The last big step is focusing on adjusting only the systems that will have the biggest positive impact on the organization and release the biggest trapped positive energy of the professionals working together. If the transformation plan has more than 5 big actions, the plan is a distraction for your people from their focus on the goals of the organization, and they will just learn to dodge such transformations in the future. Of course, the adjustments have to be made in line with the local ways of working. For example, reapplying the American reward and recognition practice of choosing the “Employee of the Month” might easily backfire in the Netherlands or Germany, for reasons obvious to a cultural expert eye.

Coming to a previously asked question, whether shouldn’t an organization pursue everything: Growth and Trust at the same time, the answer from a group behavior point of view is Not with the same focus, and Not aiming to drive a step improvement on each in the same time. Of course, an organization could aim at achieving both (and some other important things too), but it’s not always possible. Sometimes you can have a Culture of Growth without focusing on Trust, but rather on cut-throat competition, so being crystal clear about what you have and what you want, pays off for your business. It would be a pity to advertise a Culture of Trust in a cut-throat competitive environment and confuse some naive professionals that it can work. You guessed what would happen: they’d be kicked out with a big luggage of toxicity, contaminating the next organization they’ll get to work for (where hopefully they’ll heal).

Organizational Culture is not static. It is simply a paradigm that allows us to change group behaviors efficiently, hence an organization shouldn’t think that once they have achieved the Culture they set their mind to achieve, the work is over. The outside world is constantly changing, and the paradigm of Organizational Culture is just a tool that can be used efficiently to focus on the right things from a group behavior point of view.

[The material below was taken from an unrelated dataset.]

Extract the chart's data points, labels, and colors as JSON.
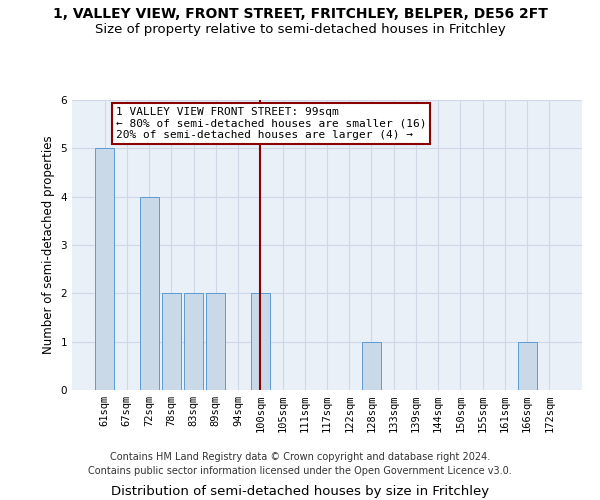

I’m sure there are many questions left to be answered:

  • How can I not focus on everything? Does that mean not doing some things at all?
  • What should I do with the results from the ESS or CSS? Could I use my own created survey in order to assess the Organizational Culture?
  • Which behaviors should I scrap in step three? How can I tell whether the trauma of the pandemic is still in the organization? How can I tell whether my people don’t trust the leadership?
  • How should I adjust all the systems to be “local”, especially if I’m working all over the world and with people from all over the world in one location? What does “local” mean in that case? How can I tell that the 5 things I’ve chosen to work on are the ones that will release the biggest energy in the organization?

90% of the answers to these questions are “felt” at the guts level by the inspirational executives. For the remaining 5%-10% an external expert eye comes in handy, sometimes just to confirm (in a very rigorous manner) that you’re on the right path and it is just a matter of time, so keep going. Other times, the expert eye can tell you that you’re heading towards a big wall of resistance from your people. Regardless of the two situations, the expert evaluation is always something that should make sense. If the evaluation doesn’t make sense, feels burdening, or is scattered on many secondary aspects, it means it was done in the wrong manner.

Remember Michael Porter’s quote: “The essence of strategy is choosing what not to do.